In 1910 Korea was occupied by Imperial Japan and the practice of Korean folk traditions (including martial arts) was prohibited. This occupation lasted until 1945, the end of World War II. Traditional Korean martial arts -- already faded into relative obscurity before the occupation -- were almost completely eliminated by the occupation.

When the Japanese occupation of Korea ended in 1945, Korean martial arts schools (kwans) began to open in Korea. Most of the men who opened these schools had studied karate while in Japan during the occupation, though many had studied other martial arts as well, including Chinese martial arts and older, traditional Korean martial arts such as taekkyon. As these schools grew in size, many opened "annex" locations to accomodate the growth. The initiation of new schools came to an end in 1950 however with the advent of the Korean War. When the war ended in 1953, new schools again began to appear, typically started by students of the original five kwans.

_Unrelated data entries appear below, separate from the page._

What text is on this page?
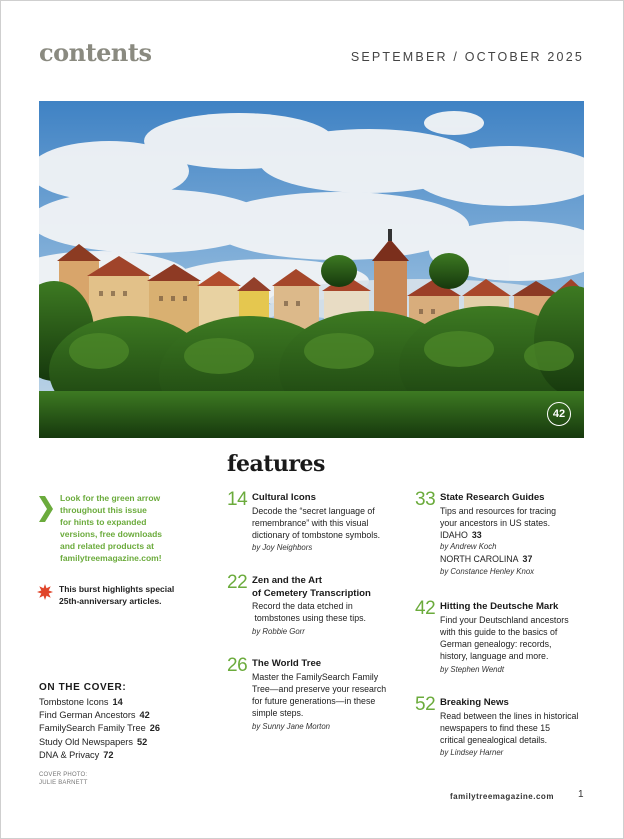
contents	SEPTEMBER / OCTOBER 2025
42
features
Look for the green arrow
throughout this issue
for hints to expanded
versions, free downloads
and related products at
familytreemagazine.com!
This burst highlights special
25th-anniversary articles.
ON THE COVER:
Tombstone Icons 14
Find German Ancestors 42
FamilySearch Family Tree 26
Study Old Newspapers 52
DNA & Privacy 72
COVER PHOTO:
JULIE BARNETT
14 Cultural Icons
Decode the “secret language of
remembrance” with this visual
dictionary of tombstone symbols.
by Joy Neighbors
22 Zen and the Art
of Cemetery Transcription
Record the data etched in
tombstones using these tips.
by Robbie Gorr
26 The World Tree
Master the FamilySearch Family
Tree—and preserve your research
for future generations—in these
simple steps.
by Sunny Jane Morton
33 State Research Guides
Tips and resources for tracing
your ancestors in US states.
IDAHO 33
by Andrew Koch
NORTH CAROLINA 37
by Constance Henley Knox
42 Hitting the Deutsche Mark
Find your Deutschland ancestors
with this guide to the basics of
German genealogy: records,
history, language and more.
by Stephen Wendt
52 Breaking News
Read between the lines in historical
newspapers to find these 15
critical genealogical details.
by Lindsey Harner
familytreemagazine.com 1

In 1952, at the height of the Korean War, a martial arts exhibition was performed for South Korean President Syngman Rhee. In one demonstration, Nam Tae Hi smashed 13 roof tiles with a punch. Following this demonstration, Rhee instructed Choi Hong Hi to introduce the martial arts to the Korean army. Rhee ordered that the various schools unify under a single system. The name "taekwondo" was submitted by either Choi Hong Hi (of the Oh Do Kwan) or Duk Sung Son (of the Chung Do Kwan), and was accepted on April 11, 1955. The Korean Taekwondo Association (KTA) was formed in 1959-1961 to facilitate the unification.


In the early 1960s, taekwondo made its debut worldwide with assignment of the original masters of taekwondo to various countries. Standardization efforts in South Korea stalled, as the kwans continued to teach differing styles. Another request from the Korean government for unification resulted in the formation of the Korea Tae Soo Do Association, which changed its name to the Korea Taekwondo Association in 1965 following a change of leadership. The International Taekwon-Do Federation was founded in 1966, followed by the World Taekwondo Federation in 1972.

Since 2000, taekwondo has been one of only two Asian martial arts (the other being judo) that are included in the Olympic Games. It became a demonstration event at the 1988 games in Seoul, and became an official medal event at the 2000 games in Sydney. In 2010, taekwondo was accepted as a Commonwealth Games sport.

One source estimated that as of 2009, taekwondo was practiced in 123 countries, with over 30 million practitioners and 3 million individuals with black belts throughout the world. The South Korean government in the same year published an estimate of 70 million practitioners in 190 countries.